4'lü savunmanın önünde Yasin-Emrah ikilisini, onların önünde Raif-Burak-Levent üçlüsünü ve hücumda A.Kadir ile Pazar günü çok sayıda fırsat yakaladık. Eğer o maç 1-1 bitseydi gerçekten yazık olacaktı.

Mantaliteyi daha hücumcu, daha çok isteyen bir İnegölspor'a çevirdi Taşkın Güngör. Zaten beklediğimiz de buydu.

Şampiyon olduğumuz sezon da İnegölspor, oynadığı futbolla keyif veren, oyunu daha fazla rakip alanda oynayan bir ekipti.

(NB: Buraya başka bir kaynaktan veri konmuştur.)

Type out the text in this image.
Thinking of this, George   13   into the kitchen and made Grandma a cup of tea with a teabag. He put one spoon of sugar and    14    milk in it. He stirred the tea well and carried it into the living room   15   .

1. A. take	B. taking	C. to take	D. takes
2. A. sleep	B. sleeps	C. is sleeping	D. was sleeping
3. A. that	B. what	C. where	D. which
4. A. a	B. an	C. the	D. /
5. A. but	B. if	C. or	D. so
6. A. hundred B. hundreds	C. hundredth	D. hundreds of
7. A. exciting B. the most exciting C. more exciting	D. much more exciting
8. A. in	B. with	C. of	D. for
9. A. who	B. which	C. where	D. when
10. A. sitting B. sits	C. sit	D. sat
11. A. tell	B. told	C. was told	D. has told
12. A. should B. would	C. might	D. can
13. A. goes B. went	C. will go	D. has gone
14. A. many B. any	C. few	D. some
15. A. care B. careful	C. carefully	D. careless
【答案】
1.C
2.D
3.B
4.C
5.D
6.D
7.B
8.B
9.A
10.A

Bu taraftarı da stada çeken bir durum... Taraftar demişken; Pazar günü müthiş bir taraftar topluluğu vardı. Galibiyette ciddi katkıları vardı.

Puan tablosu İnegölspor'un Play-Off şansını ortaya koyuyor. Kupadan da elenmiş olan Bordo Beyazlılar artık sadece ligi düşünecek.

Kupada üst üste maç oynama alışkanlığı edinmesi, İnegölspor'a fiziksel üstünlük de sağlayabilir. Bunu ilerleyen haftalar göreceğiz.

Fakat şunu iyi biliyoruz ki ilk yarıya göre çok daha iyi, çok daha mücadeleci, isteyen, kovalayan, pes etmeyen bir takım var. İnşallah böyle devam ederiz.